L’Olympique de Marseille pensait avoir fait le plus dur en menant 2-0 à la mi-temps sur la pelouse d’un OGC Nice méconnaissable. Mais derrière ce score flatteur se cache un épisode révélateur de la dynamique interne du vestiaire phocéen. Dans les derniers instants du premier acte, l’international brésilien Luis Henrique Paixão a manqué une opportunité en or d’enfoncer le clou, et son choix hasardeux n’a pas du tout plu à son coéquipier Pierre-Emerick Aubameyang.

Paixão gâche une balle de 3-0… et Aubameyang explose

L’action est limpide. Sur un service en profondeur parfaitement calibré, Paixão se retrouve dans une position avantageuse, seul face au gardien niçois Yevhann Diouf. Mais plutôt que de glisser intelligemment le ballon à Aubameyang, laissé tout seul au point de penalty, le Brésilien choisit l’option individuelle. Sa frappe, manquant de puissance et de conviction, est repoussée du pied par le portier niçois.

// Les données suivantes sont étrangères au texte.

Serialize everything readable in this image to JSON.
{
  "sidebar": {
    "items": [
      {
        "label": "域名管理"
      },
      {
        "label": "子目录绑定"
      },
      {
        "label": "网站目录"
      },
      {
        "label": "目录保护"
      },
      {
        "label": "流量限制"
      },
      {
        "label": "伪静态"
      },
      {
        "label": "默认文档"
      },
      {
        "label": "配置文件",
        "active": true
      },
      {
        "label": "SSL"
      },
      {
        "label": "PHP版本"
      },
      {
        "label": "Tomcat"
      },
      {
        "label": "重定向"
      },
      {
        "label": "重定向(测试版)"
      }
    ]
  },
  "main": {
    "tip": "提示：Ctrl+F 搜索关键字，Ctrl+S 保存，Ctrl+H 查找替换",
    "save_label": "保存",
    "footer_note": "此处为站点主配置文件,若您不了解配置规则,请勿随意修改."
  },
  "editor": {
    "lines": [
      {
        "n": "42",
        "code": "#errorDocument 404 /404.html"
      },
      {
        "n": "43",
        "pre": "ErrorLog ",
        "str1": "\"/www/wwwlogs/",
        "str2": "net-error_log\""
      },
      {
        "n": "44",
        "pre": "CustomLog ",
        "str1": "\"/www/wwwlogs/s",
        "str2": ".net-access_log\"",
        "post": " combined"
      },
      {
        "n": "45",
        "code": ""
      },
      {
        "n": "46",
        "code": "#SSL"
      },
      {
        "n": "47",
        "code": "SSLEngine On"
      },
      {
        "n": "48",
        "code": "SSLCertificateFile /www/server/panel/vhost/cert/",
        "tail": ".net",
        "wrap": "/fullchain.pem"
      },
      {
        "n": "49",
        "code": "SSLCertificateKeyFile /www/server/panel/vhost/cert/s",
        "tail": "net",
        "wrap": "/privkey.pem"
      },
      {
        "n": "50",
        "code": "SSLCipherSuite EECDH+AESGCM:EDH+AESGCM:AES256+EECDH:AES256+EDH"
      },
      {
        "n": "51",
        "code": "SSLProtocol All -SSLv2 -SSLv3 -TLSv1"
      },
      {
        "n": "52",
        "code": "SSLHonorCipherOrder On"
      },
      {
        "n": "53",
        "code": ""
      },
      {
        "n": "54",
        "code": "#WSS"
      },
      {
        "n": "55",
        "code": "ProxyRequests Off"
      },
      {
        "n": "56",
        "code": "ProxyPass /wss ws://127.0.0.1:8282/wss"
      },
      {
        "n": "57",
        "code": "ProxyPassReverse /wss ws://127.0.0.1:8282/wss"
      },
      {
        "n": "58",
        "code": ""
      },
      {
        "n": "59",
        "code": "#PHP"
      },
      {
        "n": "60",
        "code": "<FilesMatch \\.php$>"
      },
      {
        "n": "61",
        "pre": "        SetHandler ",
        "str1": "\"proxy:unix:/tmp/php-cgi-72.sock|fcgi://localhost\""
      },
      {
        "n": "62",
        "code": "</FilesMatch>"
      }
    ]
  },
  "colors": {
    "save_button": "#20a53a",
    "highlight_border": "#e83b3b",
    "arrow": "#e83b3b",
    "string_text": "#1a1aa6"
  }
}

Un mauvais choix aux conséquences immédiates : l’individualisme de Paixão prive l’OM d’un break irréversible et fait ressurgir des tensions dans le vestiaire. Pierre-Emerick Aubameyang, généralement maître dans l’art de garder son calme, a laissé éclater sa frustration au micro de Ligue 1+ : « Bien sûr. Paixão décide de tirer, il doit marquer… Je vais lui glisser quelques mots à la mi-temps. »

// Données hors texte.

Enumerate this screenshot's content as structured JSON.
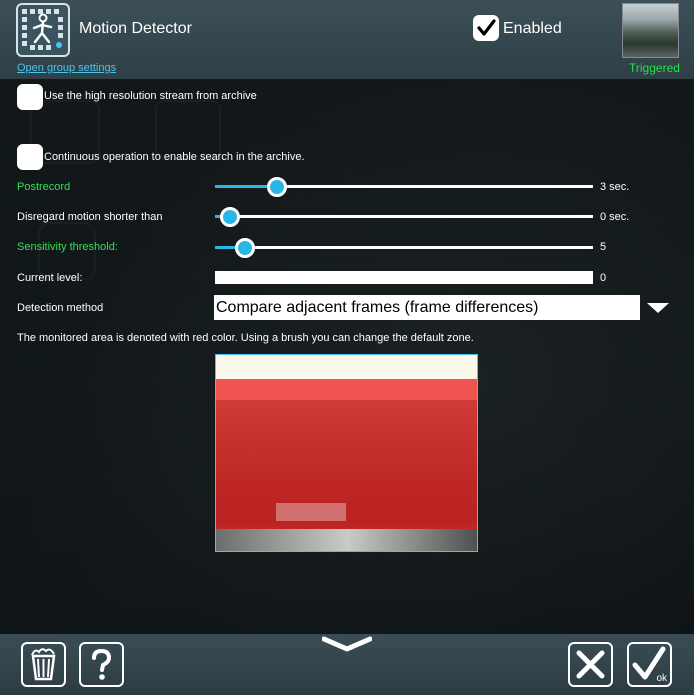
{
  "header": {
    "title": "Motion Detector",
    "group_link": "Open group settings",
    "enabled_label": "Enabled",
    "enabled_checked": true,
    "status": "Triggered",
    "app_icon": "walking-person-grid-icon"
  },
  "options": {
    "high_res_label": "Use the high resolution stream from archive",
    "high_res_checked": false,
    "continuous_label": "Continuous operation to enable search in the archive.",
    "continuous_checked": false
  },
  "sliders": {
    "postrecord": {
      "label": "Postrecord",
      "value": "3 sec.",
      "fraction": 0.16
    },
    "disregard": {
      "label": "Disregard motion shorter than",
      "value": "0 sec.",
      "fraction": 0.04
    },
    "sensitivity": {
      "label": "Sensitivity threshold:",
      "value": "5",
      "fraction": 0.08
    }
  },
  "level": {
    "label": "Current level:",
    "value": "0"
  },
  "detection": {
    "label": "Detection method",
    "selected": "Compare adjacent frames (frame differences)"
  },
  "zone_hint": "The monitored area is denoted with red color. Using a brush you can change the default zone.",
  "footer": {
    "delete_icon": "trash-icon",
    "help_icon": "question-icon",
    "cancel_icon": "close-icon",
    "ok_label": "ok"
  },
  "colors": {
    "accent": "#29b8e6",
    "link": "#4cc3ee",
    "green_text": "#2fe24f",
    "triggered": "#23e34b",
    "mask_red": "#eb1e1e"
  }
}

Une déclaration qui en dit long sur l’ambiance tendue entre les deux offensifs, et un vrai signal pour Roberto De Zerbi. Le coach italien, arrivé cette saison pour insuffler une nouvelle dynamique à Marseille, doit gérer un effectif aussi talentueux qu’exigeant. La pression semble déjà palpable, surtout dans un match à haute tension comme un derby sudiste.

Un révélateur pour De Zerbi : Cohésion ou collision ?

Lorsque l’OM évolue à ce niveau sur les pelouses de Ligue 1, l’objectif est double : conserver une dynamique positive pour le championnat et préparer les joutes européennes de la Ligue Europa. Cette action manquée et la sortie d’Aubameyang creusent une question cruciale : l’harmonie offensive existe-t-elle vraiment chez les Phocéens ?

Luis Henrique Paixão ne joue pas seulement sa place dans le onze, il joue aussi gros sur sa capacité à s’intégrer dans une animation offensive centrée sur la complémentarité. Avec un Aubameyang en pleine forme (déjà 5 buts en 7 matches de Ligue 1 cette saison), Marseille avait jusqu’ici présenté un visage collectif très séduisant. Mais ce genre de scène vient rappeler que la fameuse « grinta marseillaise » peut parfois se heurter à l’égo et aux décisions individuelles.

Roberto De Zerbi, connu pour exiger l’excellence tactique et une intensité constante dans le jeu, devra trancher. La réaction dans le vestiaire à la pause a été déterminante pour le second acte (dont l’avantage au score n’a pas été mis en danger), mais l’Italien devra entamer un travail de fond pour éviter les futures étincelles.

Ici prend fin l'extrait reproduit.